Labour conference: Sheerman moots plan to raise the participation age to 25

By Gabriella Jozwiak

| 02 October 2012

Young people could be required to participate in compulsory education, training or employment up to the age of 25, a Labour MP has suggested.

Sheerman is leading the Labour Party policy review on schools and transitions to work. Image: Emilie Sandy

Barry Sheerman, who is leading the Labour Party policy review on schools and transitions to work, said the move would reduce youth unemployment and crime levels.

Addressing an audience at a Labour conference fringe event, Sheerman said the plan could become one of the party’s signature policies in the lead up to the next general election.

“My idea is that you could have a policy that would abolish unemployment up to the age of 25,” he said. “Research shows that if you keep a young person out of crime until 25, they don’t become a criminal.”

Sheeman, who is the former chair of the education select committee, added that researchers at the House of Commons library had calculated the cost of keeping every young person in either a job, education or in training up to the age of 25.

“It would cost us four to five billion per year,” he said. 
“But in terms of payback in the broader social value, I think it’s damn good.

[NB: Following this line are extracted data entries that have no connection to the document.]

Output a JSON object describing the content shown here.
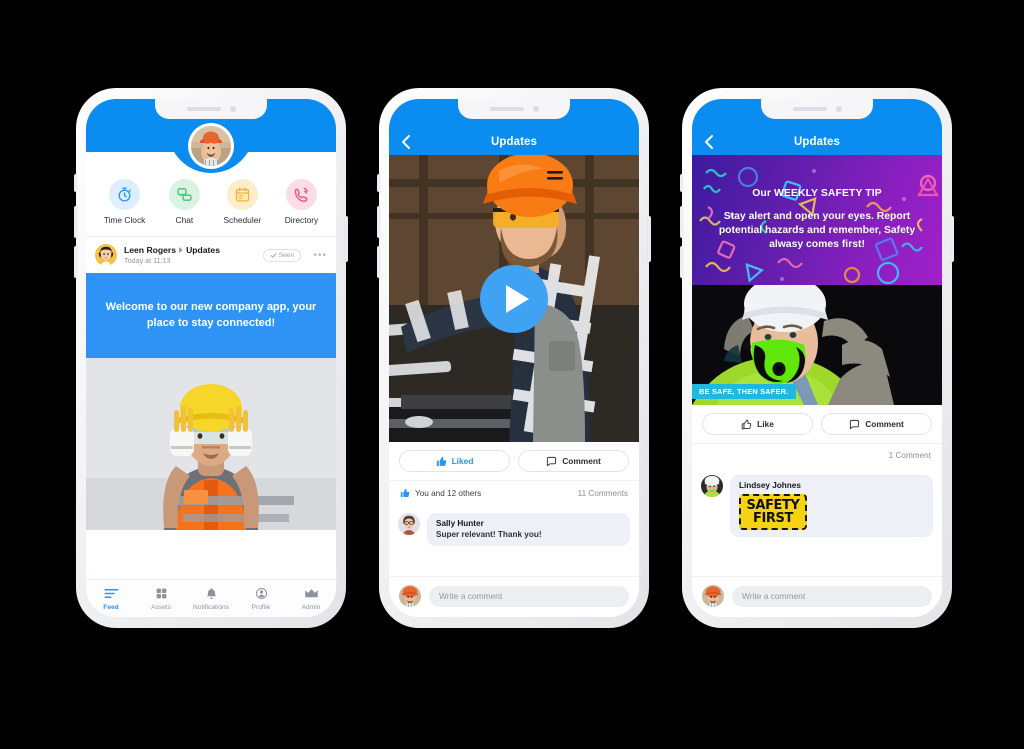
{
  "brand": {
    "blue": "#0a8cf0",
    "banner_blue": "#2f93f5",
    "liked_blue": "#2b95f6"
  },
  "phone1": {
    "header": {
      "avatar_alt": "worker-orange-helmet"
    },
    "quick_actions": [
      {
        "label": "Time Clock",
        "icon": "stopwatch-icon",
        "bubble": "#ddeeff",
        "color": "#2b95f6"
      },
      {
        "label": "Chat",
        "icon": "chat-bubbles-icon",
        "bubble": "#d9f2e2",
        "color": "#4cbf7a"
      },
      {
        "label": "Scheduler",
        "icon": "calendar-icon",
        "bubble": "#fdeecb",
        "color": "#f5b430"
      },
      {
        "label": "Directory",
        "icon": "phone-ring-icon",
        "bubble": "#fcdde6",
        "color": "#f0508a"
      }
    ],
    "post": {
      "author": "Leen Rogers",
      "channel": "Updates",
      "timestamp": "Today at 11:13",
      "seen_label": "Seen",
      "more_label": "•••",
      "banner_text": "Welcome to our new company app, your place to stay connected!"
    },
    "tabs": [
      {
        "label": "Feed",
        "icon": "feed-icon",
        "active": true
      },
      {
        "label": "Assets",
        "icon": "grid-icon",
        "active": false
      },
      {
        "label": "Notifications",
        "icon": "bell-icon",
        "active": false
      },
      {
        "label": "Profile",
        "icon": "person-icon",
        "active": false
      },
      {
        "label": "Admin",
        "icon": "crown-icon",
        "active": false
      }
    ]
  },
  "phone2": {
    "navbar": {
      "title": "Updates",
      "back_icon": "chevron-left-icon"
    },
    "media": {
      "type": "video",
      "alt": "worker-orange-helmet-workshop",
      "play_icon": "play-icon"
    },
    "actions": {
      "like_label": "Liked",
      "like_icon": "thumbs-up-filled-icon",
      "comment_label": "Comment",
      "comment_icon": "comment-bubble-icon"
    },
    "counts": {
      "likes_text": "You and 12 others",
      "likes_icon": "thumbs-up-filled-icon",
      "comments_text": "11 Comments"
    },
    "comment": {
      "author": "Sally Hunter",
      "text": "Super relevant! Thank you!",
      "avatar_alt": "woman-glasses"
    },
    "composer": {
      "placeholder": "Write a comment",
      "value": "",
      "avatar_alt": "worker-orange-helmet"
    }
  },
  "phone3": {
    "navbar": {
      "title": "Updates",
      "back_icon": "chevron-left-icon"
    },
    "tip": {
      "heading": "Our WEEKLY SAFETY TIP",
      "body": "Stay alert and open your eyes. Report potential hazards and remember, Safety alwasy comes first!"
    },
    "media": {
      "alt": "worker-white-helmet-green-mask",
      "caption": "BE SAFE, THEN SAFER."
    },
    "actions": {
      "like_label": "Like",
      "like_icon": "thumbs-up-outline-icon",
      "comment_label": "Comment",
      "comment_icon": "comment-bubble-icon"
    },
    "counts": {
      "comments_text": "1 Comment"
    },
    "comment": {
      "author": "Lindsey Johnes",
      "sticker_line1": "SAFETY",
      "sticker_line2": "FIRST",
      "avatar_alt": "worker-white-helmet"
    },
    "composer": {
      "placeholder": "Write a comment",
      "value": "",
      "avatar_alt": "worker-orange-helmet"
    }
  }
}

Meanwhile at a separate conference fringe meeting, Labour MP Julie Hilling warned that young people are suffering as a result of government cuts to youth services.

Speaking at the event hosted by the National Youth Agency, Hilling, a former youth worker and president of the British Youth Council, said the government wants to do things “for free” when it comes to youth services.

She added that it is a “huge task” to convince politicians that the youth service should be as resourced to the same degree as other local authority services for children and young people.